Overrides: UserDict.DictMixin.update

pop(self, key, default=None)

source code 

Would remove specified record, but not implemented.

Python dictionaries provide this method for modifying data in the dictionary. This class mimics the dictionary interface but is read only.

Overrides: UserDict.DictMixin.pop

popitem(self)

source code 

Would remove and return a SeqRecord, but not implemented.

Python dictionaries provide this method for modifying data in the dictionary. This class mimics the dictionary interface but is read only.

Overrides: UserDict.DictMixin.popitem

clear(self)

source code 

Would clear dictionary, but not implemented.

Python dictionaries provide this method for modifying data in the dictionary.

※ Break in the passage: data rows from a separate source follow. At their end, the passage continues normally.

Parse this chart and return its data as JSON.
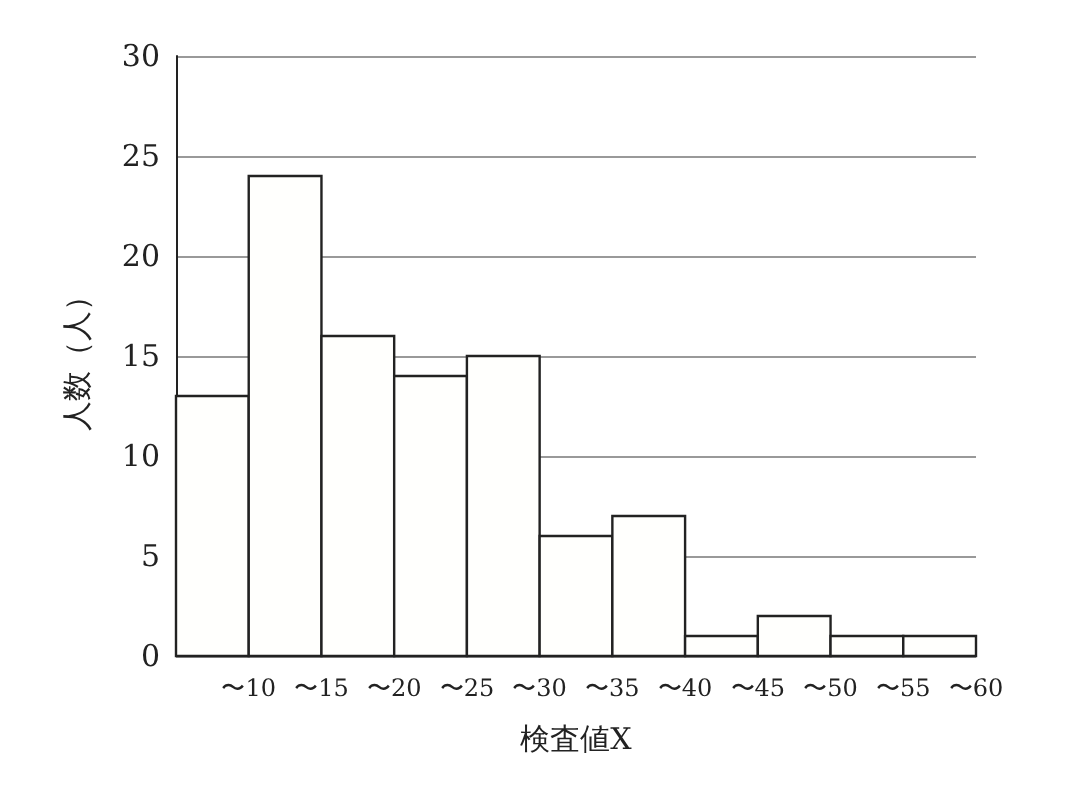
{
  "chart_data": {
    "type": "histogram",
    "xlabel": "検査値X",
    "ylabel": "人数（人）",
    "bins": [
      5,
      10,
      15,
      20,
      25,
      30,
      35,
      40,
      45,
      50,
      55,
      60
    ],
    "values": [
      13,
      24,
      16,
      14,
      15,
      6,
      7,
      1,
      2,
      1,
      1
    ],
    "color": "#fffffd",
    "xlim": [
      5,
      60
    ],
    "xticks": [
      {
        "value": 10,
        "label": "〜10"
      },
      {
        "value": 15,
        "label": "〜15"
      },
      {
        "value": 20,
        "label": "〜20"
      },
      {
        "value": 25,
        "label": "〜25"
      },
      {
        "value": 30,
        "label": "〜30"
      },
      {
        "value": 35,
        "label": "〜35"
      },
      {
        "value": 40,
        "label": "〜40"
      },
      {
        "value": 45,
        "label": "〜45"
      },
      {
        "value": 50,
        "label": "〜50"
      },
      {
        "value": 55,
        "label": "〜55"
      },
      {
        "value": 60,
        "label": "〜60"
      }
    ],
    "ylim": [
      0,
      30
    ],
    "yticks": [
      0,
      5,
      10,
      15,
      20,
      25,
      30
    ],
    "grid": "y"
  }
}
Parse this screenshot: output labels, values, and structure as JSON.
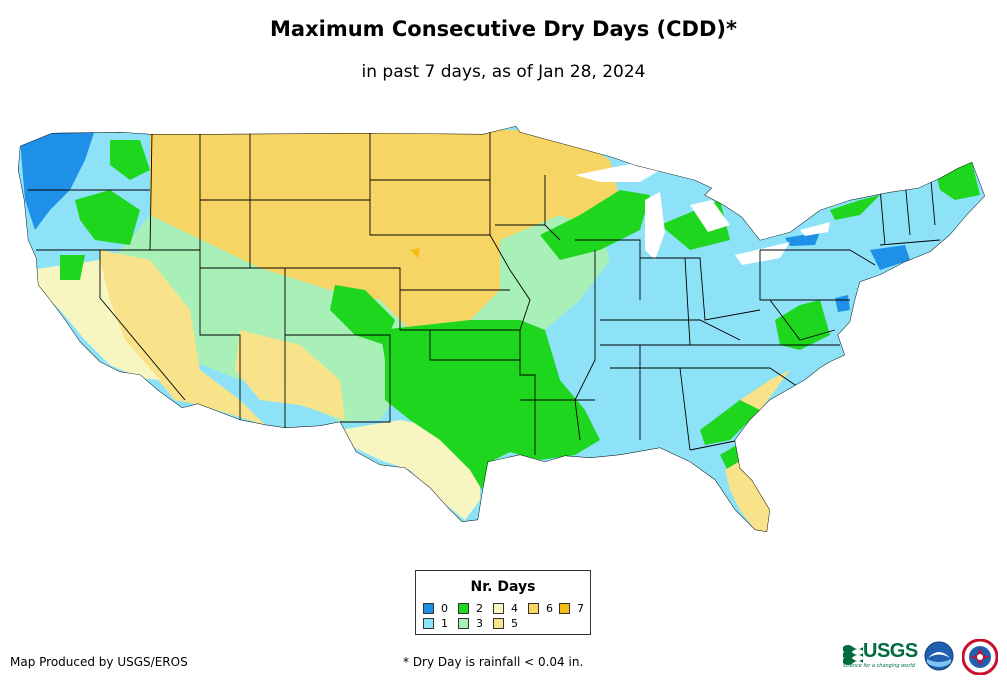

This class mimics the dictionary interface but is read only.

Overrides: UserDict.DictMixin.clear

fromkeys(self, keys, value=None)

source code 

Would return a new dictionary with keys and values, but not implemented.

Python dictionaries provide this method for modifying data in the dictionary. This class mimics the dictionary interface but is read only.

copy(self)

source code 

Would copy a dictionary, but not implemented.

Python dictionaries provide this method for modifying data in the dictionary. This class mimics the dictionary interface but is read only.

close(self)

source code 

Close the file handle being used to read the data.

Once called, further use of the index won't work. The sole purpose of this method is to allow explicit handle closure - for example if you wish to delete the file, on Windows you must first close all open handles to that file.